Die Analyse des öffentlichen Finanzbedarfs für die Klimatransformation zeigt ein durchwachsenes Bild. Die Finanzierungslücke für die notwendigen klimapolitischen Maßnahmen, wie die Dekarbonisierung der Industrie und den Aufbau von Tank- und Ladeinfrastrukturen, fällt mit sechs bis sieben Milliarden Euro pro Jahr moderat aus. Dazu kommen allerdings noch Kosten für den Umbau des Stromnetzes, Infrastrukturen für Wasserstoff und CO2 und eine Kraftwerksstrategie, deren Finanzierung offen ist. Hier stehen noch wichtige Richtungsentscheidungen der Regierung aus.

Übersicht: Zusätzliche Investitions- und Förderbedarfe LINK

Finanzierung auf Faktenbasis debattieren, Sondervermögen vertretbar

„Unsere Zahlen liefern die Faktenbasis zum Investitionsbedarf und für eine jetzt notwendige sachorientierte Debatte über dessen Finanzierung“, sagt der BDI-Präsident. „Die Aufgabe ist so groß, dass sie über Legislaturperioden hinaus gedacht und gelöst werden muss. Spätestens seit dem Karlsruher Haushaltsurteil ist klar, dass es keine einfachen Lösungen gibt. Dieser Komplexität wird die seit Monaten ergebnislos geführte politische Debatte mit einer einseitigen Parteinahme pro Schulden oder pro Sparen nicht im Ansatz gerecht,“ kritisiert Russwurm.

Die im Grundgesetz verankerten Schuldenbremse sollte nicht – als vermeintlich einfachste Lösung – abgeschafft oder aufgeweicht werden.

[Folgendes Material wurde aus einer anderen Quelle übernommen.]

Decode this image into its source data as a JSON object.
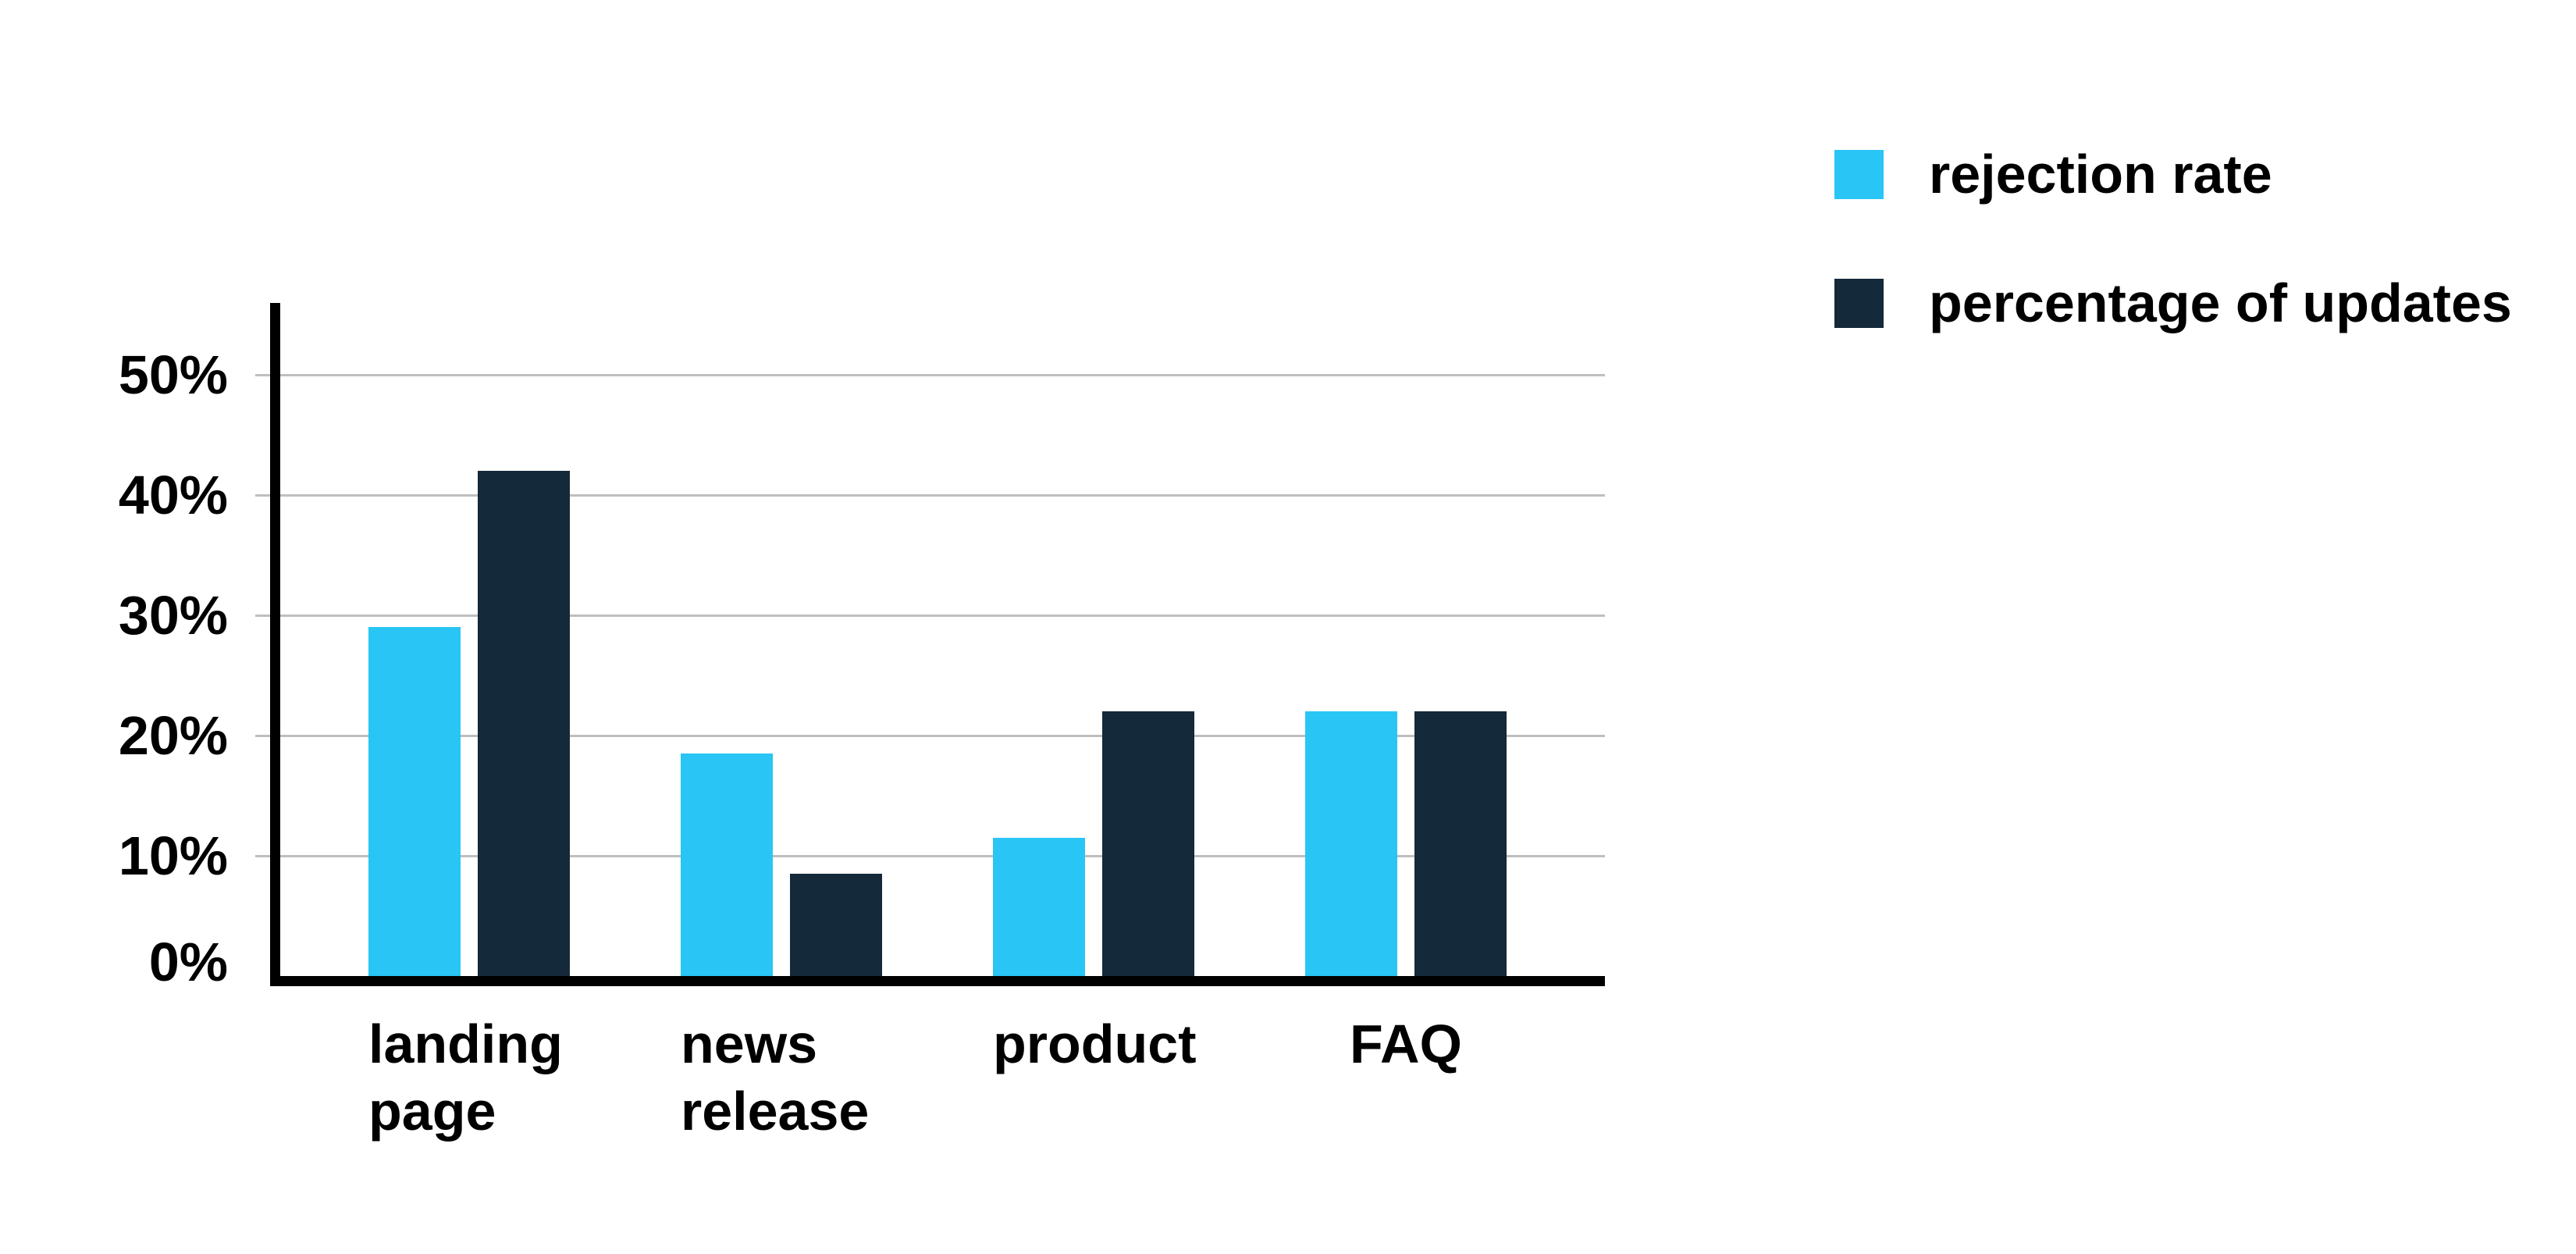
{
  "chart_data": {
    "type": "bar",
    "categories": [
      "landing\npage",
      "news\nrelease",
      "product",
      "FAQ"
    ],
    "series": [
      {
        "name": "rejection rate",
        "color": "#29c5f5",
        "values": [
          29,
          18.5,
          11.5,
          22
        ]
      },
      {
        "name": "percentage of updates",
        "color": "#14293a",
        "values": [
          42,
          8.5,
          22,
          22
        ]
      }
    ],
    "title": "",
    "xlabel": "",
    "ylabel": "",
    "ylim": [
      0,
      56
    ],
    "yticks": [
      "0%",
      "10%",
      "20%",
      "30%",
      "40%",
      "50%"
    ],
    "grid": true,
    "gridline_color": "#bfbfbf",
    "axis_color": "#000000",
    "text_color": "#000000",
    "background_color": "#ffffff",
    "legend_position": "top-right",
    "x_label_align": [
      "left",
      "left",
      "left",
      "center"
    ]
  }
}
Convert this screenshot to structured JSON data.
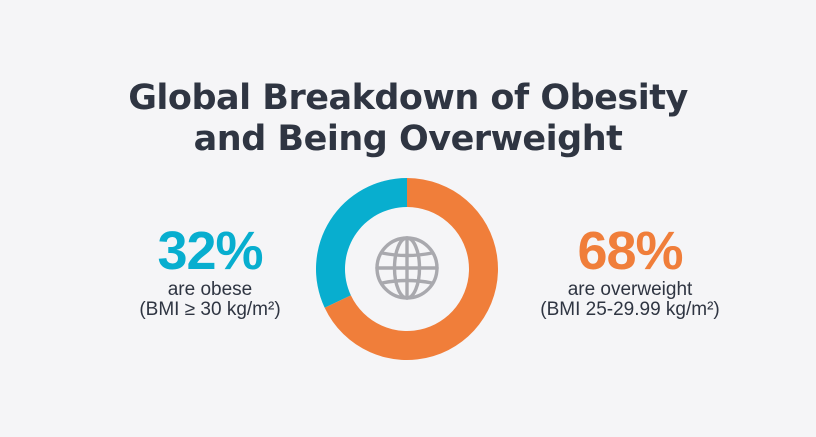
{
  "title": {
    "line1": "Global Breakdown of Obesity",
    "line2": "and Being Overweight"
  },
  "colors": {
    "background": "#F5F5F7",
    "text": "#2F3542",
    "obese": "#08AECF",
    "overweight": "#F07E3A",
    "globe": "#A9A9AE"
  },
  "center_icon": "globe-icon",
  "chart_data": {
    "type": "pie",
    "style": "donut",
    "title": "Global Breakdown of Obesity and Being Overweight",
    "slices": [
      {
        "name": "obese",
        "value": 32,
        "percent_label": "32%",
        "label": "are obese",
        "sublabel": "(BMI ≥ 30 kg/m²)",
        "color": "#08AECF"
      },
      {
        "name": "overweight",
        "value": 68,
        "percent_label": "68%",
        "label": "are overweight",
        "sublabel": "(BMI 25-29.99 kg/m²)",
        "color": "#F07E3A"
      }
    ]
  }
}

Vielmehr muss die Politik Ausgaben konsequenter als bislang priorisieren und zudem Gelder effizienter einsetzen, so der Industrieverband. Um zusätzliche Spielräume – vor allem im Bundeshaushalt – zu gewinnen, hält der BDI grundlegende strukturelle Reformen für dringlich, etwa um das Arbeitsangebot zu erhöhen oder um Bürokratie abzubauen. So ließen sich die wirtschaftliche Dynamik und private Investitionen steigern. „Wer Wachstumskräfte stärkt, gewinnt zusätzlichen Finanzierungsspielraum“, merkt Russwurm an. Durch diese Schritte freiwerdende Mittel sollte der Bund vorrangig für höher absehbare Bedarfe in der Verteidigung und das Abpuffern des demographischen Wandels nutzen. „Diese Aufgaben gehören in den Kernhaushalt“, fordert Russwurm.

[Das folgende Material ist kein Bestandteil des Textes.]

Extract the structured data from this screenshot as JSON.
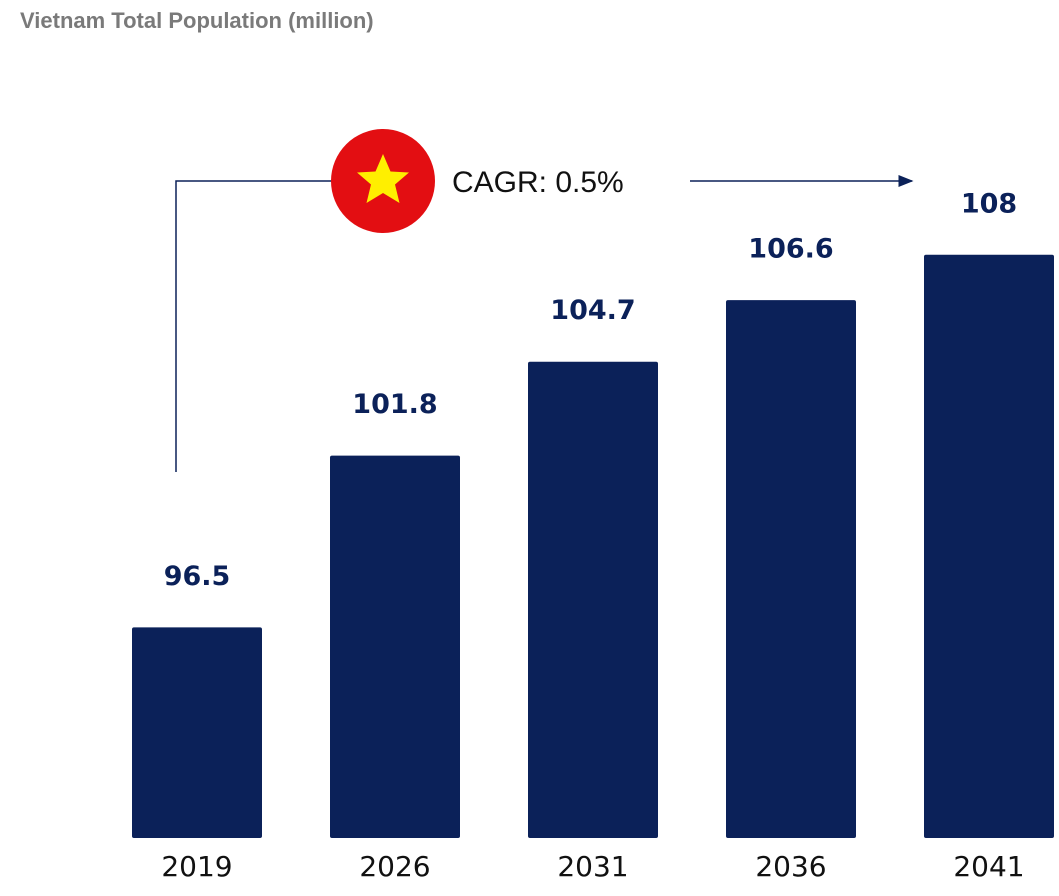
{
  "chart_data": {
    "type": "bar",
    "title": "Vietnam Total Population (million)",
    "annotation": "CAGR: 0.5%",
    "categories": [
      "2019",
      "2026",
      "2031",
      "2036",
      "2041"
    ],
    "values": [
      96.5,
      101.8,
      104.7,
      106.6,
      108
    ],
    "color": "#0b2159",
    "ylim": [
      90,
      110
    ]
  }
}
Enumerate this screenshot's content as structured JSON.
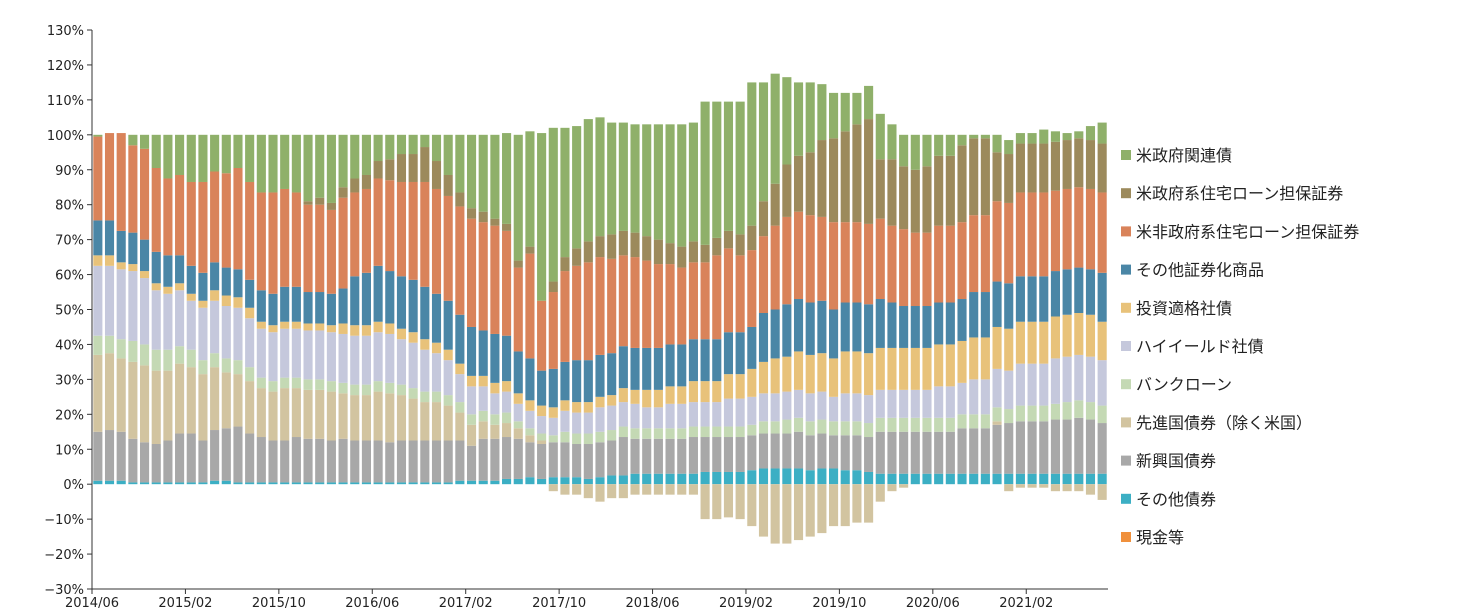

Nur unter der Voraussetzung, dass eine Haushaltskonsolidierung und entschlossene Strukturreformen erreicht werden, hält es der BDI für vertretbar, präzise zweckgebundene und zeitlich klar definierte Sondervermögen einzurichten. Der aufgestaute Investitionsbedarf sowie außerordentliche und vorübergehend notwendige Anschubfinanzierungen für die Transformation und mehr Resilienz können nicht ohne ein mehrjähriges Programm mit einem klugen Mix unterschiedlicher Instrumente geleistet werden. „Die Lösung dieser Herausforderung darf nicht länger aufgeschoben werden. Bund und Länder müssen die notwendigen Entscheidungen, die mehrere Legislaturperioden überspannen, jetzt angehen“, sagt Russwurm.